Un rite de passage barbare

La tradition du bizutage

Consistant en grande partie à des activités qui ridiculisent les nouveaux venus, les mettent dans un état de soumission ou testent leurs limites, le bizutage ressemble à une session qui n’a plus rien d’un jeu. En effet, trop de situations extrêmes ont été rencontrées pour qu’on puisse éluder le problème.

De la prise massive d’alcool menant à des comas ou des morts, de la prise de drogue, des actes de nudité voire pornographiques, le bizutage prend plutôt une tournure de grand défouloir pendant lequel une poignée d’anciens font subir tous leurs fantasmes malsains à ces jeunes étudiants.

Un droit d’étudier librement ?

La tradition du bizutage Au-delà de l’horreur de toutes les pratiques qu’on peut rencontrer pendant cette séance d’humiliation collective, le sens du bizutage prend alors une tournure pour le moins dangereuse.

En effet, les nouveaux arrivés dans une université ou un département en particulier sont obligés de s’y soumettre sous peine de ne pas être intégrés. Cela remet complètement en cause la liberté fondamentale d’étudier dans les meilleures conditions sans subir de pressions extérieures.

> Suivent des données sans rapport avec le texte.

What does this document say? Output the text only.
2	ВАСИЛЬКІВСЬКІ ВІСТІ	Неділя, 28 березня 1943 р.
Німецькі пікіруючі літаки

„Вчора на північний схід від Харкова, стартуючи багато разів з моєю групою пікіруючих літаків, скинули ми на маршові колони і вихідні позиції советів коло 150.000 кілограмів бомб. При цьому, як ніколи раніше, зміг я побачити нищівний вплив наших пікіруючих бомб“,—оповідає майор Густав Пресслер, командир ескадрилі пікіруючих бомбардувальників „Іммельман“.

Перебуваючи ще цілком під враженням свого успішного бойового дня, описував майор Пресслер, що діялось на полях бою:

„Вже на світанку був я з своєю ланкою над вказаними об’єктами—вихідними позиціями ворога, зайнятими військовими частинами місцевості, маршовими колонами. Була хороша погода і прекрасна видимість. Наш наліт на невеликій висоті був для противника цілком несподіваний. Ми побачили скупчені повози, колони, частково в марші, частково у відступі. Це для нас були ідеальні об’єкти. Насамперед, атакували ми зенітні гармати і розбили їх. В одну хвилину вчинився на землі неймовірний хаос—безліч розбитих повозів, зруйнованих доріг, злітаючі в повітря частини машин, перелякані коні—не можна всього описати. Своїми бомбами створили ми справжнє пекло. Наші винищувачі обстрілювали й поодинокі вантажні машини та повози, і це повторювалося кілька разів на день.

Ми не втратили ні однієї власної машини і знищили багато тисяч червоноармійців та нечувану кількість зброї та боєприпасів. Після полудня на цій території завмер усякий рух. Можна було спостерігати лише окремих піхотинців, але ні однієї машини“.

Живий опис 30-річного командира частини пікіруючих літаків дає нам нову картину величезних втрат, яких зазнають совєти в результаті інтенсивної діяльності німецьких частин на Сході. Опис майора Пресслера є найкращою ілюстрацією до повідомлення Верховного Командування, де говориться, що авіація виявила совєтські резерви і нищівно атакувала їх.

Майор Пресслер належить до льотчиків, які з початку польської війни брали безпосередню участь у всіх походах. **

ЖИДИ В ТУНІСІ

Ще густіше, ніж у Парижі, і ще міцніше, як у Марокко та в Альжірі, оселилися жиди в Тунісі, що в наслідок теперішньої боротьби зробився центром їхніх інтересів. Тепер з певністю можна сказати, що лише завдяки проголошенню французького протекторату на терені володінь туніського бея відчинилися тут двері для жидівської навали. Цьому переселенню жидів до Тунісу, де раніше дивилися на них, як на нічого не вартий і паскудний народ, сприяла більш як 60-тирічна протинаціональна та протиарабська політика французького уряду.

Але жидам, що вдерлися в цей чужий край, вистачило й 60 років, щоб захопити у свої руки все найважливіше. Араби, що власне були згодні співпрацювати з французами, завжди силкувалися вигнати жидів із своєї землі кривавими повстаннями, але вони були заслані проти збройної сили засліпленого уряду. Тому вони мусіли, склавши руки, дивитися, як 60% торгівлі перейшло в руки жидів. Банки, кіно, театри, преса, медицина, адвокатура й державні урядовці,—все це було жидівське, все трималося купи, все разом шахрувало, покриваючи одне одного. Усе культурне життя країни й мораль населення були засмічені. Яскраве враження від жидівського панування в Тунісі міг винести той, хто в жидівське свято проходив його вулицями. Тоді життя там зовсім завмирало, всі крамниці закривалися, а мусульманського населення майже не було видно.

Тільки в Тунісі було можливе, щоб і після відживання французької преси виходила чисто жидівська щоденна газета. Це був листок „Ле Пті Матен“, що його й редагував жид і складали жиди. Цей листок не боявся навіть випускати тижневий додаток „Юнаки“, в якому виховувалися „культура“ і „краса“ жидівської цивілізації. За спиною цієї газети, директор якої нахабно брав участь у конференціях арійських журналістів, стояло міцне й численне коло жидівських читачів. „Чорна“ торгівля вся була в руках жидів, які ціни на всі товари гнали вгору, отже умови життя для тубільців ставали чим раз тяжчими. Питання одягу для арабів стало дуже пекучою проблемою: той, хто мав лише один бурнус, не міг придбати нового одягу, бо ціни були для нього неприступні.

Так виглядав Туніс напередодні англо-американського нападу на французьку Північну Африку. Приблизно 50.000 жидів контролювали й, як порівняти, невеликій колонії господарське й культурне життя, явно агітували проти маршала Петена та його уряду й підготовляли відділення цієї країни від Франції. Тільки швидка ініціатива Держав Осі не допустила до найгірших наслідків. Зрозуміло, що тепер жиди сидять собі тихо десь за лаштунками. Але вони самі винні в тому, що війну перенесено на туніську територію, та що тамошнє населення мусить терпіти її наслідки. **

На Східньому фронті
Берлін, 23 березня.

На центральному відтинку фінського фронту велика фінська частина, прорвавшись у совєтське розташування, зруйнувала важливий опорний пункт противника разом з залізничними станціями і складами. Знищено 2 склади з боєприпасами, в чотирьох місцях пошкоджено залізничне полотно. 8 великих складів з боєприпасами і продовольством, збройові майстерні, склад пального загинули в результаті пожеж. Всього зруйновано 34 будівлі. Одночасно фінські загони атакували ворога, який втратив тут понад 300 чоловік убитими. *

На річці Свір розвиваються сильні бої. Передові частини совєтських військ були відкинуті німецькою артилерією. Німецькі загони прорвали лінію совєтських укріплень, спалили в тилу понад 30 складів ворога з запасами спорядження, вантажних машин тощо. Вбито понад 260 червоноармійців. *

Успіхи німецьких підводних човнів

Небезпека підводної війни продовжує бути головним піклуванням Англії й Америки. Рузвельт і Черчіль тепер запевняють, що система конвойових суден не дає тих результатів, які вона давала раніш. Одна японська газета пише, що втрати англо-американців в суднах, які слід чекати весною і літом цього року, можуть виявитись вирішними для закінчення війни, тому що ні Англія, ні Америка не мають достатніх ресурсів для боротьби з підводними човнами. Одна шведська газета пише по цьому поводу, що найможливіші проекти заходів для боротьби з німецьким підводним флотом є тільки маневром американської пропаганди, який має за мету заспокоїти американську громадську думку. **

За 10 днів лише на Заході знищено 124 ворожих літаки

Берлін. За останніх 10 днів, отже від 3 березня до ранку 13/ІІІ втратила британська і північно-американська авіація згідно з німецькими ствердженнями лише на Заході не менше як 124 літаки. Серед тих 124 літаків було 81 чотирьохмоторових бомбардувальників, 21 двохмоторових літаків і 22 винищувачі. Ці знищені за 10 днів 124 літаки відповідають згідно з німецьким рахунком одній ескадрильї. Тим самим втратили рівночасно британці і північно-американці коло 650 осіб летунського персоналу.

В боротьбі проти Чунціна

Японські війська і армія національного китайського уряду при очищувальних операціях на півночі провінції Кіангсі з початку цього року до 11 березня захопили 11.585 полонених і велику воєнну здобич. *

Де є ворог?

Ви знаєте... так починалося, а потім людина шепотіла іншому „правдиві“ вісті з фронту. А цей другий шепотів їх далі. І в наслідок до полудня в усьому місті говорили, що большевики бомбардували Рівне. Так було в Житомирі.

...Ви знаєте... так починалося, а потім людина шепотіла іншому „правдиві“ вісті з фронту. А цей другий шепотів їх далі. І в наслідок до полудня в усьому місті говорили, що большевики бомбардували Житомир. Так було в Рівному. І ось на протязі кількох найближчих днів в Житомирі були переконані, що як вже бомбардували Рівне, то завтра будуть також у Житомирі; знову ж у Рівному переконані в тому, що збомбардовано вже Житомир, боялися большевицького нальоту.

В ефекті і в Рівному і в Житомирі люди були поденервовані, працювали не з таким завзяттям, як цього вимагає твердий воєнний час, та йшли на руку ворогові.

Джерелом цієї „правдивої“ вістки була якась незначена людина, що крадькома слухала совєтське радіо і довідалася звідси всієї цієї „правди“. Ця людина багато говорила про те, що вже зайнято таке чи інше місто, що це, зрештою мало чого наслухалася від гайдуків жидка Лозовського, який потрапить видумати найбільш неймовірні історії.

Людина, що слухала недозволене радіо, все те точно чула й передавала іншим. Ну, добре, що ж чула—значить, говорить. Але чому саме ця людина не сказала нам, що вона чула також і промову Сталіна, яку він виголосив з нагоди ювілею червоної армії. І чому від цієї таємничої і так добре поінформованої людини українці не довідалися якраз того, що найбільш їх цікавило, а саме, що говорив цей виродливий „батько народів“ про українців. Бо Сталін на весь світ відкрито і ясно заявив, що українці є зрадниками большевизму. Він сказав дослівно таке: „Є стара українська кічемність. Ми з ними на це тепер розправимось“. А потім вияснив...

Il est donc urgent que les divers gouvernements mettent en place une véritable réglementation visant à rétablir le droit pour chacun d’intégrer une université sans avoir à subir de bizutage.

On peut en effet déplorer que l’opinion publique et les politiciens ne s’insurgent que lorsqu’un drame survient alors que chacun a connaissance de ces agissements et que rien n’est été fait au préalable pour éviter ces dérives.